Note that this list may not include service-specific metrics. These are described in the part of the documentation explaining how to run inference with the specific service.

Common API Functions Reference

patch_configuration

patch_configuration(config_id, key, value)

Overwrites a (nested) value in a configuration.

The configurations for a product, device, and service can be obtained through calls against accompanying REST API.

Arguments
  • config_id (string): Database id of the configuration to patch.
  • key (string): Path of the property in the configuration object to patch.
  • value: Desired new value.

patch_configuration_by_product

patch_configuration_by_product(product_id, service, workflow, key, value)

Overwrites a (nested) value in a configuration. The configuration to edit is retrieved based on a product id, service name, and workflow. If the configuration does not exist, it is created.

Arguments
  • product_id (string): Database id of the product id to which the configuration belongs.
  • service (string): Service to which the configuration belongs.
  • workflow (string): Workflow to which the configuration belongs.
  • key (string): Path of the property in the configuration object to patch.
  • value: Desired new value.

load_configuration

load_configuration(product, workflow)

Trigger a reload of the configuration of the inference pipeline.

Arguments
  • product (string): Product identifier.
  • workflow (string): Name of the workflow to configure.

trigger

trigger(workflow, wait_for_camera=False, modality='depth')

Triggers the inference pipeline but does so in an asynchronous way, i.e., the function returns as soon as the image capture is started without waiting for the first detection to arrive. Polling mechanisms may be built into service-specific functions which are called to obtain the result of an image analysis.

Arguments
  • workflow (string): Name of inference pipeline to run.
  • wait_for_camera (boolean): True if this function should return after image acquisition is complete. This is useful in situations where the camera is mounted to the end-effector of the robot and moving while capture is in progress would lead to image blur. False if this function should return immediately after triggering (e.g., when the camera is static).
  • modality (string): Either 'depth' or 'rgb'. Selects the pipeline to trigger in case two sensors of different modalities are connected.

get_pose

get_pose(workflow='votenet', representation='vector', degrees=False, timeout=10)

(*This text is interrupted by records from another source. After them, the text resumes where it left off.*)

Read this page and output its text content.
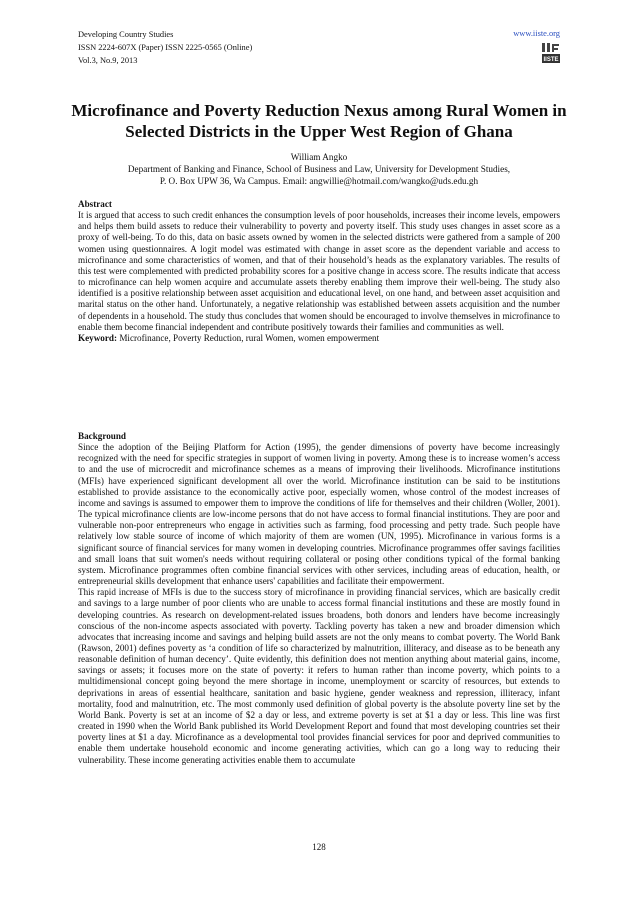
Developing Country Studies
ISSN 2224-607X (Paper) ISSN 2225-0565 (Online)
Vol.3, No.9, 2013
www.iiste.org
IISTE
Microfinance and Poverty Reduction Nexus among Rural Women in Selected Districts in the Upper West Region of Ghana
William Angko
Department of Banking and Finance, School of Business and Law, University for Development Studies,
P. O. Box UPW 36, Wa Campus. Email: angwillie@hotmail.com/wangko@uds.edu.gh

Abstract

It is argued that access to such credit enhances the consumption levels of poor households, increases their income levels, empowers and helps them build assets to reduce their vulnerability to poverty and poverty itself. This study uses changes in asset score as a proxy of well-being. To do this, data on basic assets owned by women in the selected districts were gathered from a sample of 200 women using questionnaires. A logit model was estimated with change in asset score as the dependent variable and access to microfinance and some characteristics of women, and that of their household’s heads as the explanatory variables. The results of this test were complemented with predicted probability scores for a positive change in access score. The results indicate that access to microfinance can help women acquire and accumulate assets thereby enabling them improve their well-being. The study also identified is a positive relationship between asset acquisition and educational level, on one hand, and between asset acquisition and marital status on the other hand. Unfortunately, a negative relationship was established between assets acquisition and the number of dependents in a household. The study thus concludes that women should be encouraged to involve themselves in microfinance to enable them become financial independent and contribute positively towards their families and communities as well.

Keyword: Microfinance, Poverty Reduction, rural Women, women empowerment

Background

Since the adoption of the Beijing Platform for Action (1995), the gender dimensions of poverty have become increasingly recognized with the need for specific strategies in support of women living in poverty. Among these is to increase women’s access to and the use of microcredit and microfinance schemes as a means of improving their livelihoods. Microfinance institutions (MFIs) have experienced significant development all over the world. Microfinance institution can be said to be institutions established to provide assistance to the economically active poor, especially women, whose control of the modest increases of income and savings is assumed to empower them to improve the conditions of life for themselves and their children (Woller, 2001). The typical microfinance clients are low-income persons that do not have access to formal financial institutions. They are poor and vulnerable non-poor entrepreneurs who engage in activities such as farming, food processing and petty trade. Such people have relatively low stable source of income of which majority of them are women (UN, 1995). Microfinance in various forms is a significant source of financial services for many women in developing countries. Microfinance programmes offer savings facilities and small loans that suit women's needs without requiring collateral or posing other conditions typical of the formal banking system. Microfinance programmes often combine financial services with other services, including areas of education, health, or entrepreneurial skills development that enhance users' capabilities and facilitate their empowerment.

This rapid increase of MFIs is due to the success story of microfinance in providing financial services, which are basically credit and savings to a large number of poor clients who are unable to access formal financial institutions and these are mostly found in developing countries. As research on development-related issues broadens, both donors and lenders have become increasingly conscious of the non-income aspects associated with poverty. Tackling poverty has taken a new and broader dimension which advocates that increasing income and savings and helping build assets are not the only means to combat poverty. The World Bank (Rawson, 2001) defines poverty as ‘a condition of life so characterized by malnutrition, illiteracy, and disease as to be beneath any reasonable definition of human decency’. Quite evidently, this definition does not mention anything about material gains, income, savings or assets; it focuses more on the state of poverty: it refers to human rather than income poverty, which points to a multidimensional concept going beyond the mere shortage in income, unemployment or scarcity of resources, but extends to deprivations in areas of essential healthcare, sanitation and basic hygiene, gender weakness and repression, illiteracy, infant mortality, food and malnutrition, etc. The most commonly used definition of global poverty is the absolute poverty line set by the World Bank. Poverty is set at an income of $2 a day or less, and extreme poverty is set at $1 a day or less. This line was first created in 1990 when the World Bank published its World Development Report and found that most developing countries set their poverty lines at $1 a day. Microfinance as a developmental tool provides financial services for poor and deprived communities to enable them undertake household economic and income generating activities, which can go a long way to reducing their vulnerability. These income generating activities enable them to accumulate

128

Pops a detection from the detection queue.

New object detections arising from the analysis of a single image are stored in a queue as soon as they are ready. This enables the system to continue image analysis while the robot processes the first detected item. This function retrieves the object detection with the highest priority from the queue. Different priorities can be configured such as distance from the camera, longitudinal position on a conveyor belt, confidence, etc.

Arguments
  • workflow (string): Inference service to address request to.
  • representation (string): Representation of the rotational part of the pose returned. A list of supported arguments is found here.
  • degrees (boolean): True if rotational part of the pose is defined in degrees, False if defined in radians.
  • timeout (int): Maximum time to wait for new detections to be computed.